Pierre Martin, que l’on surnomme très tôt le « bossu », est né à Vienne, petite ville de l’Isère située à une trentaine de kilomètres de Lyon, en 1856. De condition très modeste, sa mère est servante dans une ferme, il devient tisseur, très jeune, comme la majorité de ses compagnons viennois.

Il n’existe en effet que peu d’alternatives pour les enfants de famille modeste : les usines de tissage les happent dès leur plus jeune âge. Dès six ou sept ans, ils deviennent appondeurs, c’est-à-dire de véritables ouvriers, ne bénéficiant aucunement d’un quelconque statut d’apprenti. La mécanisation introduite à Vienne tout au long du 19e siècle permet d’avoir recours à une main d’œuvre sans grande force musculaire, ainsi femmes et enfants sont recrutés massivement par les fabricants. L’emploi de la main d’œuvre enfantine repose sur un double intérêt : celui du fabricant qui leur verse un salaire inférieur de moitié à celui des adultes, et celui des familles pour qui le salaire des enfants est un complément indispensable.

Malgré la loi du 19 mai 1874 qui réglemente le travail des enfants âgés de moins de 12 ans à huit heures par jour, leurs journées varient le plus souvent entre dix et douze heures. Les jeunes viennois participent à la fabrication de draps dits de la Renaissance, spécialité de Vienne. Ces draps sont fabriqués à partir de vieux chiffons que l’on trie, rince, effiloche puis une fois le fil récupéré, on confectionne le tissu : filature, tissage, apprêtage. Ce principe produit un tissu bon marché mais nécessite une nombreuse main d’œuvre et implique de très mauvaises conditions de travail : les trieurs de chiffons remuent des microbes à pleins poumons, leur nettoyage nécessite l’emploi de produits toxiques...

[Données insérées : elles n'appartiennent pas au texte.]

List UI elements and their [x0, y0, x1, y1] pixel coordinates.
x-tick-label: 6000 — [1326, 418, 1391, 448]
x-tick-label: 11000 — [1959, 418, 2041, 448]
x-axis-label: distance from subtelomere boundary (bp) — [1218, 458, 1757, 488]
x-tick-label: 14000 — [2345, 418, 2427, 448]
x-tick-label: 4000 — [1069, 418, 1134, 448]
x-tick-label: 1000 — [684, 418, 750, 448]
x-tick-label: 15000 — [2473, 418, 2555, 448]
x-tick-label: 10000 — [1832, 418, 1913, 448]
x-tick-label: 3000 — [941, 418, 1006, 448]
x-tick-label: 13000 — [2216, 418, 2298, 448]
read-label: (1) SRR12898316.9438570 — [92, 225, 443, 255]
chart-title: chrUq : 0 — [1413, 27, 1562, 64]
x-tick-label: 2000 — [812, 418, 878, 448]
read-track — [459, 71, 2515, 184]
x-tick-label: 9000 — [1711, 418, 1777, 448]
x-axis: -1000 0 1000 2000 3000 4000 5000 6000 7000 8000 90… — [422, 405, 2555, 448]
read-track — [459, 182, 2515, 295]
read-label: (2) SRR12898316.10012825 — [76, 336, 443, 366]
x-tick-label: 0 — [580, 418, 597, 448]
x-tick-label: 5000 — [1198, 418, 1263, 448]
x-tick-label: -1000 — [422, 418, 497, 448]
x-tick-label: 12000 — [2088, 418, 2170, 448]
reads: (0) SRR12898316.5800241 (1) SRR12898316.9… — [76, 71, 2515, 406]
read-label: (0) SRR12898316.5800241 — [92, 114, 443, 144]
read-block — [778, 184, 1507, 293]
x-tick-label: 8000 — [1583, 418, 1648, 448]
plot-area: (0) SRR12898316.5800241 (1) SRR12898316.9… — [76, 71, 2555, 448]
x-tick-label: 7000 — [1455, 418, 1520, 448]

Très jeune, Pierre Martin se révolte et décide de lutter contre la condition misérable des ouvriers de cette fin du 19e siècle ; à l’âge de 14 ans, il entreprend sa première grève, et quelques années plus tard, il participe aux côtés de trois mille travailleurs viennois à la longue grève de 1879. Pendant cinq mois les ouvriers chôment pour protester contre de nouveaux tarifs qui, établis désormais selon
le nombre de « duites » (coup de navette) et non plus au poids, marquent une baisse. Cette longue grève démontre la ténacité et la cohésion des tisseurs, mais son échec devant un patronat des plus intransigeants, annihile en grande partie l’énergie des ouvriers et désorganise le mouvement ouvrier qui s’était lentement constitué au cours des années 1870.

Les débuts du militant

Pierre Martin devient très vite un personnage central dans le milieu anarchiste par son dynamisme, sa personnalité, l’enthousiasme de ses convictions, et par ses talents d’orateur. Tous les hommes qui le côtoieront, rendront hommage à sa générosité et à son dévouement sans borne. Malgré l’absence de scolarisation, il n’en est pas moins un véritable érudit et fréquente assidûment la bibliothèque de Vienne. Le directeur de la Maison centrale de Clairvaux, où il séjournera quelques années plus tard, donne de lui un portrait flatteur : Très intelligent, d’une instruction supérieure à celle que possèdent d’ordinaire les ouvriers des grandes villes. Nature très sensible, généreuse, dévoué, d’une grande énergie morale, semble profondément convaincu de ses idées [1].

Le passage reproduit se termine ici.